In the beginning, Anderson said the most difficult part of the process was unlearning everything she had spent the previous four years trying to master. In-person interviews were no longer a possibility, let alone a priority, and a print issue was unlikely. The things Anderson had dreamed of after landing the job were virtually out of the question.

“We were really concerned about participation and just teaching effectively, and making sure that the students felt supported when we had all been so used to doing that in person,” Anderson said. “With my team, a lot of it was trying to figure out creative ways to make Klipsun engaging digitally.”

Many stories included in the Spring 2020 issue of Klipsun centered around the pandemic — which Anderson said she expected and encouraged — but she didn’t want it to occupy the entire issue. She was looking for a balance between what was consuming everyone’s day-to-day lives and stories that would remain relevant after the pandemic.

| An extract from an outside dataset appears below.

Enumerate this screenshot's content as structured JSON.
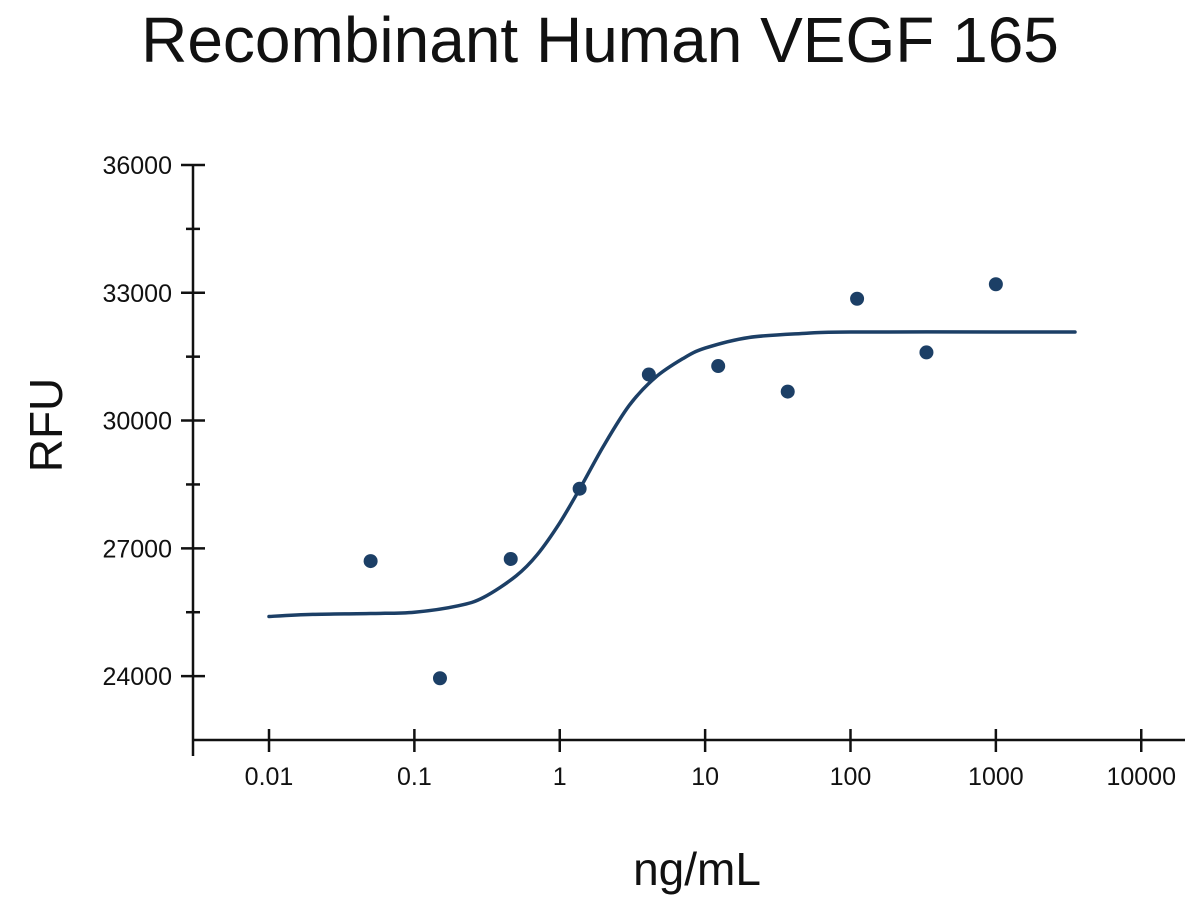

“[April 2020] was so early in the pandemic. That was when the pandemic was in its infancy. And we were already talking about COVID-19 exhaustion,” she said. “Now looking back is just almost laughable to me, because it was still valuable, certainly, to report about stuff like that at the time.”

One story in the issue, “Thank You, Come Again,” shed light on the worsening discrimination Asian Americans faced during the pandemic, an experience that parallels the discrimination Muslim Americans faced after 9/11.

The article discussed episodes of vandalism and blatant racism experienced by Asian businesses around Seattle.

The son of an Asian American business owner told reporter Maks Moses that during the lockdown, they would receive a seemingly normal takeout order, only to be asked if the restaurant “served bat.”

16 different magazine covers. Key covers show a man eating ferociously and messily, two women wearing headscarves, a person wearing a prostetic leg, and a woman standing in a lake (the cover from Wake).
Recent covers from 2010 to 2020 including Wake, the last print edition published before the pandemic, on the wall in the Klipsun newsroom. Photo by Sadie Fick.

Moving Forward

Crumpacker wonders what it would have been like to report on 9/11 with access to the technology available today. The pandemic will have a long-lasting impact on our lives, as will increasingly accessible information and technology, she said.

Anderson was one of many students who graduated that spring without ever setting foot on campus again. She is currently working at a small community newspaper in North Dakota.

Looking back, she realized her time as editor-in-chief under lockdown better prepared her for a career in journalism, as it forced her to adapt to a completely virtual setting without the familiarity of in-person reporting.

“I think it’s easy to get disillusioned in this field, especially outside of college, because it is such hard work, especially local community journalism,” she said. “I’ve accomplished a lot since being in this position. So I feel like I’m moving forward, which I think is the most important thing for me.”